Patina Miller heads up the troupe as Lead Player (here reconceived
as a female role), driving the production's momentum with radiant energy and
powerhouse vocals. Matthew James Thomas appropriately strikes a more ordinary
note as the directionless prince Pippin. Though he goes along with the Lead
Player's spectacular schemes to give his life meaning, from waging war to
sexual excess, in the end he seems destined for the conventional outcome that's in store for him.
The limber ensemble and talented featured players relish in
their performances, including Rachel Bay Jones as Catherine, Pippin's ultimate
love interest, and Terrance Mann as his father Charles. But it's Andrea Martin as
Pippin's grandmother Berthe who gives the most down to earth and simultaneously
high-flying (and show stopping) performance of the evening. Serving up sage
advice with one of the musical's better-known songs (‘No Time at All'), Martin brings
a grounded quality that's rare among the show's more showy characterizations.
The production's awe-inspiring circus elements were conceived
by Gypsy Snider, a co-founder of the Montreal-based 7 doigts de la main (7 Fingers)
circus company. Including choreography by Chet Walker (in the style of Bob
Fosse's for the original production), this revival's use of spectacle goes a
long way toward making up for weaknesses in the written material.
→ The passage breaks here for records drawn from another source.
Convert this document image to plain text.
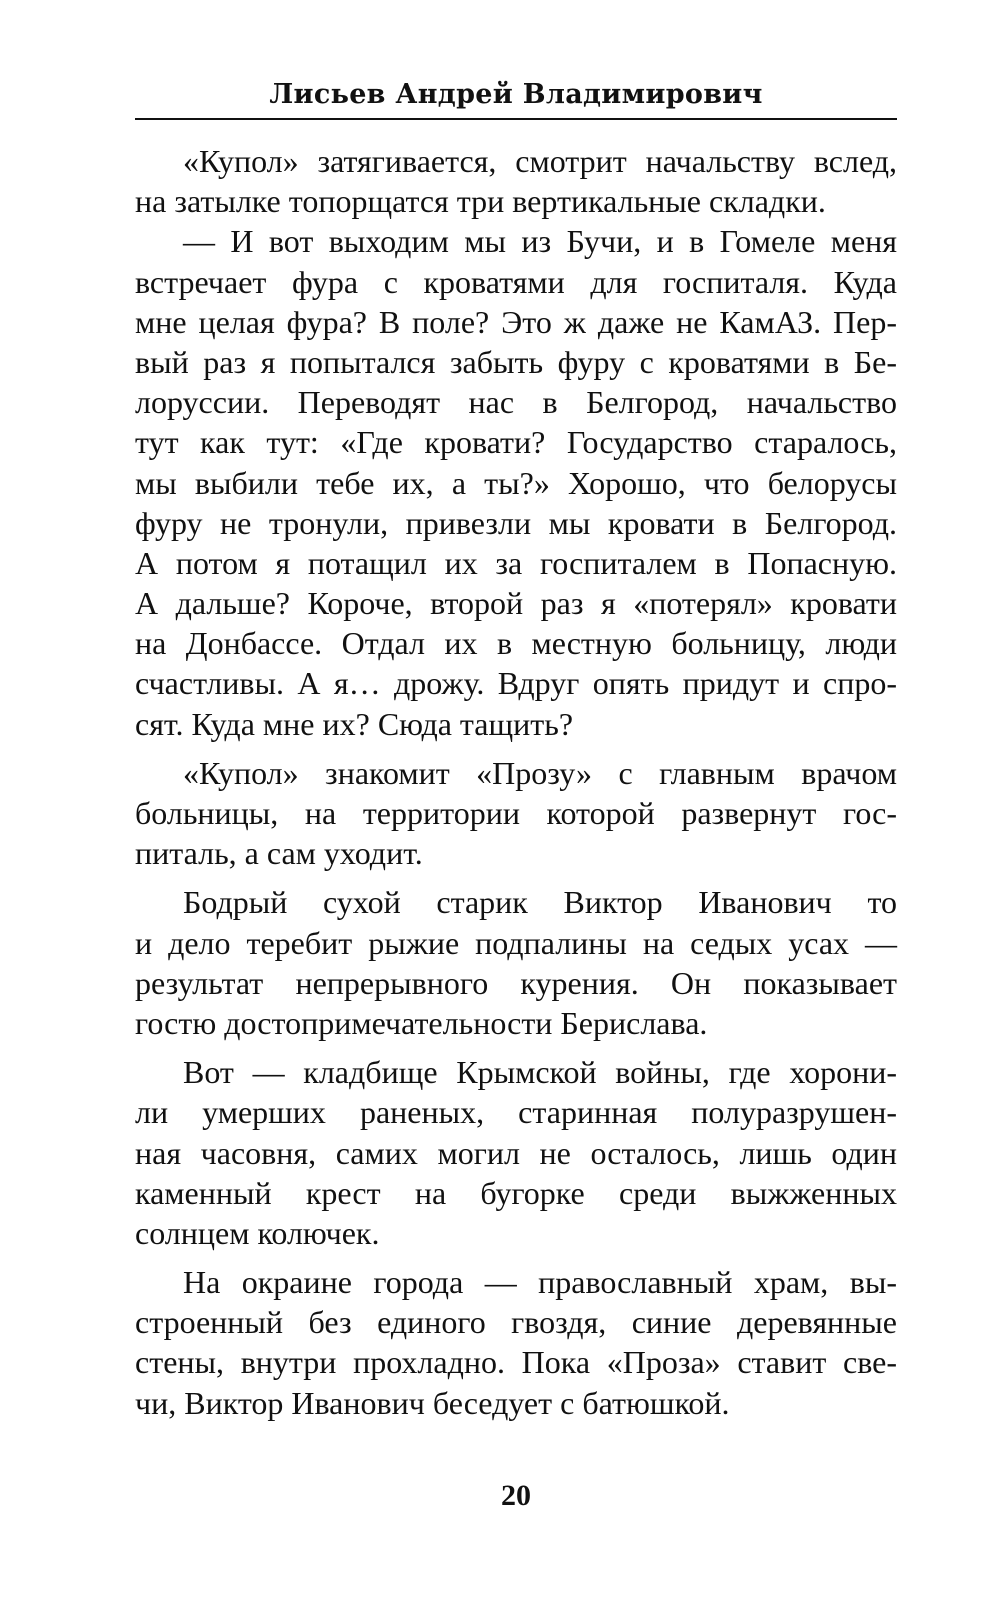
Лисьев Андрей Владимирович
«Купол» затягивается, смотрит начальству вслед,
на затылке топорщатся три вертикальные складки.
— И вот выходим мы из Бучи, и в Гомеле меня
встречает фура с кроватями для госпиталя. Куда
мне целая фура? В поле? Это ж даже не КамАЗ. Пер-
вый раз я попытался забыть фуру с кроватями в Бе-
лоруссии. Переводят нас в Белгород, начальство
тут как тут: «Где кровати? Государство старалось,
мы выбили тебе их, а ты?» Хорошо, что белорусы
фуру не тронули, привезли мы кровати в Белгород.
А потом я потащил их за госпиталем в Попасную.
А дальше? Короче, второй раз я «потерял» кровати
на Донбассе. Отдал их в местную больницу, люди
счастливы. А я… дрожу. Вдруг опять придут и спро-
сят. Куда мне их? Сюда тащить?
«Купол» знакомит «Прозу» с главным врачом
больницы, на территории которой развернут гос-
питаль, а сам уходит.
Бодрый сухой старик Виктор Иванович то
и дело теребит рыжие подпалины на седых усах —
результат непрерывного курения. Он показывает
гостю достопримечательности Берислава.
Вот — кладбище Крымской войны, где хорони-
ли умерших раненых, старинная полуразрушен-
ная часовня, самих могил не осталось, лишь один
каменный крест на бугорке среди выжженных
солнцем колючек.
На окраине города — православный храм, вы-
строенный без единого гвоздя, синие деревянные
стены, внутри прохладно. Пока «Проза» ставит све-
чи, Виктор Иванович беседует с батюшкой.
20
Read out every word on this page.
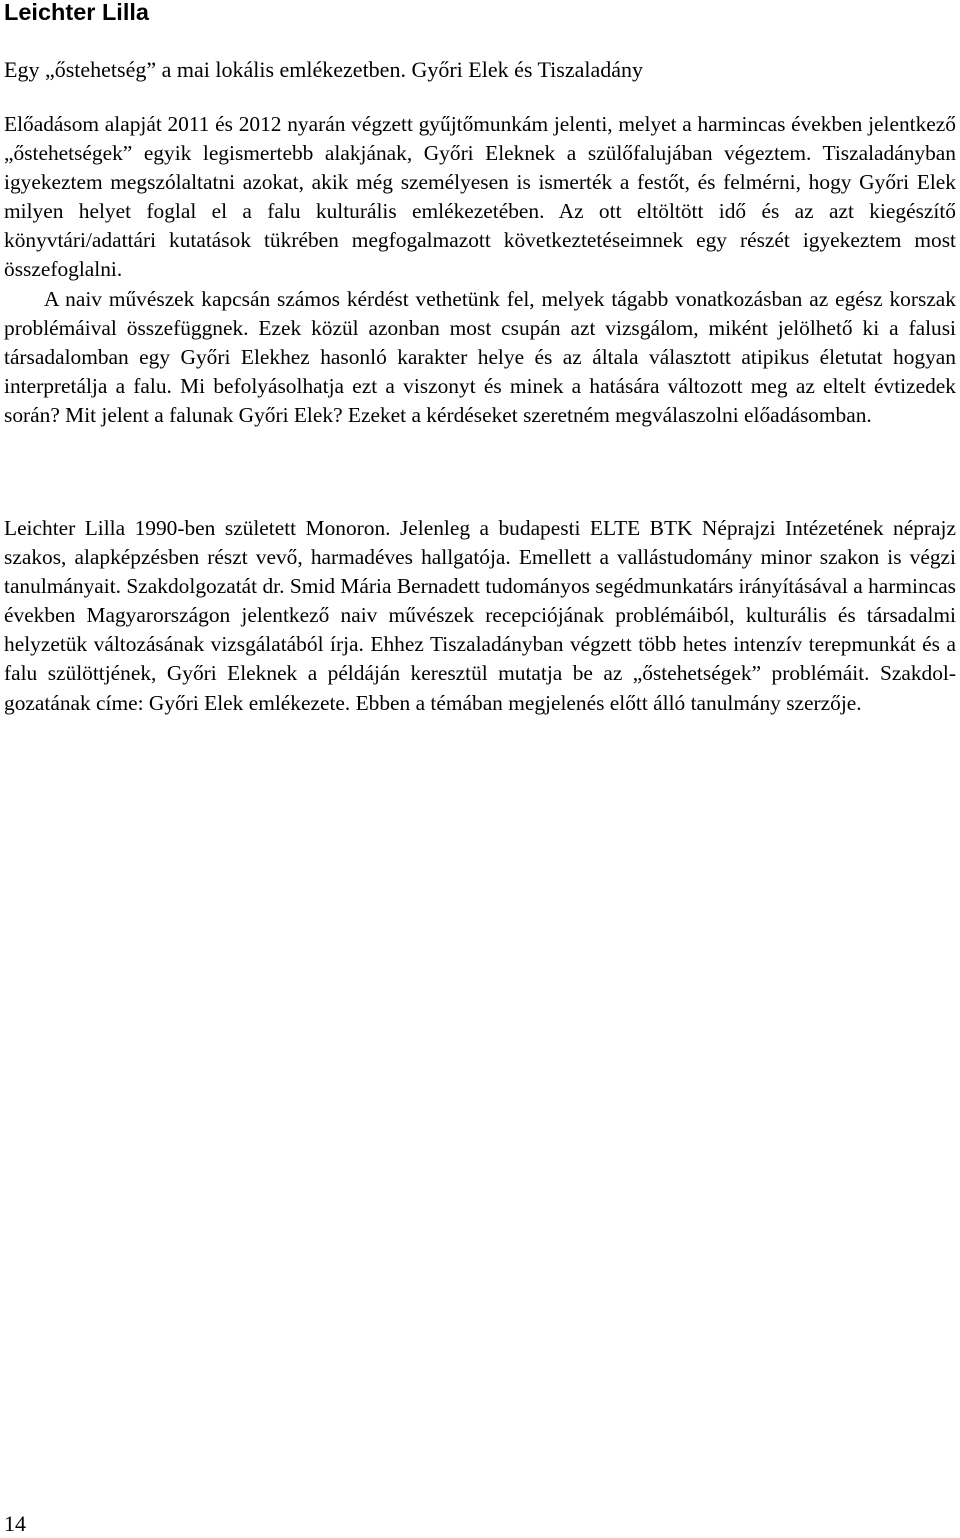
Leichter Lilla

Egy „őstehetség” a mai lokális emlékezetben. Győri Elek és Tiszaladány

Előadásom alapját 2011 és 2012 nyarán végzett gyűjtőmunkám jelenti, melyet a harmincas években jelentkező „őstehetségek” egyik legismertebb alakjának, Győri Eleknek a szülőfalujában végeztem. Tiszaladányban igyekeztem megszólaltatni azokat, akik még személyesen is ismerték a festőt, és felmérni, hogy Győri Elek milyen helyet foglal el a falu kulturális emlékezetében. Az ott eltöltött idő és az azt kiegészítő könyvtári/adattári kutatások tükrében megfogalmazott következtetéseimnek egy részét igyekeztem most összefoglalni.

A naiv művészek kapcsán számos kérdést vethetünk fel, melyek tágabb vonatkozásban az egész korszak problémáival összefüggnek. Ezek közül azonban most csupán azt vizsgálom, miként jelölhető ki a falusi társadalomban egy Győri Elekhez hasonló karakter helye és az általa választott atipikus életutat hogyan interpretálja a falu. Mi befolyásolhatja ezt a viszonyt és minek a hatására változott meg az eltelt évtizedek során? Mit jelent a falunak Győri Elek? Ezeket a kérdéseket szeretném megválaszolni előadásomban.

Leichter Lilla 1990-ben született Monoron. Jelenleg a budapesti ELTE BTK Néprajzi Intézetének néprajz szakos, alapképzésben részt vevő, harmadéves hallgatója. Emellett a vallástudomány minor szakon is végzi tanulmányait. Szakdolgozatát dr. Smid Mária Bernadett tudományos segédmunkatárs irányításával a harmincas években Magyarországon jelentkező naiv művészek recepciójának problémáiból, kulturális és társadalmi helyzetük változásának vizsgálatából írja. Ehhez Tiszaladányban végzett több hetes intenzív terepmunkát és a falu szülöttjének, Győri Eleknek a példáján keresztül mutatja be az „őstehetségek” problémáit. Szakdolgozatának címe: Győri Elek emlékezete. Ebben a témában megjelenés előtt álló tanulmány szerzője.

14
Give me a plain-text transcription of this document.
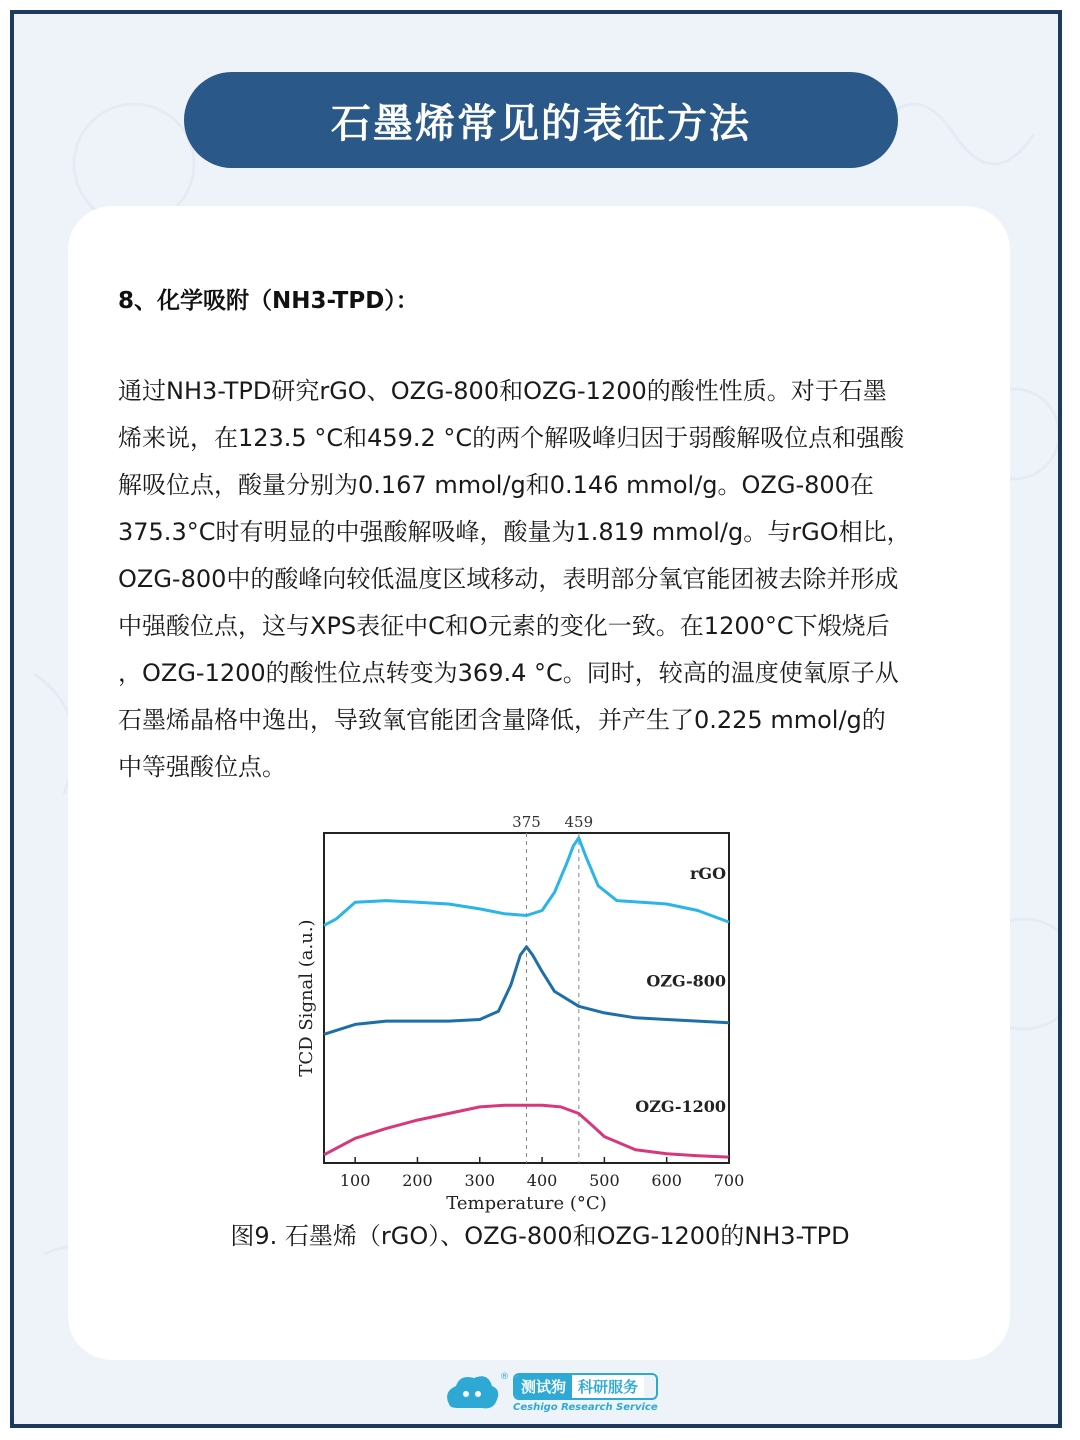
石墨烯常见的表征方法
8、化学吸附（NH3-TPD）：
通过NH3-TPD研究rGO、OZG-800和OZG-1200的酸性性质。对于石墨
烯来说，在123.5 °C和459.2 °C的两个解吸峰归因于弱酸解吸位点和强酸
解吸位点，酸量分别为0.167 mmol/g和0.146 mmol/g。OZG-800在
375.3°C时有明显的中强酸解吸峰，酸量为1.819 mmol/g。与rGO相比，
OZG-800中的酸峰向较低温度区域移动，表明部分氧官能团被去除并形成
中强酸位点，这与XPS表征中C和O元素的变化一致。在1200°C下煅烧后
，OZG-1200的酸性位点转变为369.4 °C。同时，较高的温度使氧原子从
石墨烯晶格中逸出，导致氧官能团含量降低，并产生了0.225 mmol/g的
中等强酸位点。
375 459
rGO
OZG-800
OZG-1200
100 200 300 400 500 600 700
Temperature (°C)
TCD Signal (a.u.)
图9. 石墨烯（rGO）、OZG-800和OZG-1200的NH3-TPD
®
测试狗 科研服务
Ceshigo Research Service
Hirson's
meandering book does little more than connect the dots between Schwartz's well-known
score of musical numbers—most of which (though not all) withstand the test of
time.
As with her recent Broadway productions of Hair and The Gershwin's Porgy and Bess (a collaboration with
Suzan-Lori Parks on a new book adaptation), Paulus highlights the clear merits
of her original material while coming up with creative solutions to smooth over more problematic areas. If the story itself doesn't delight, the production's visual splendor undoubtedly will.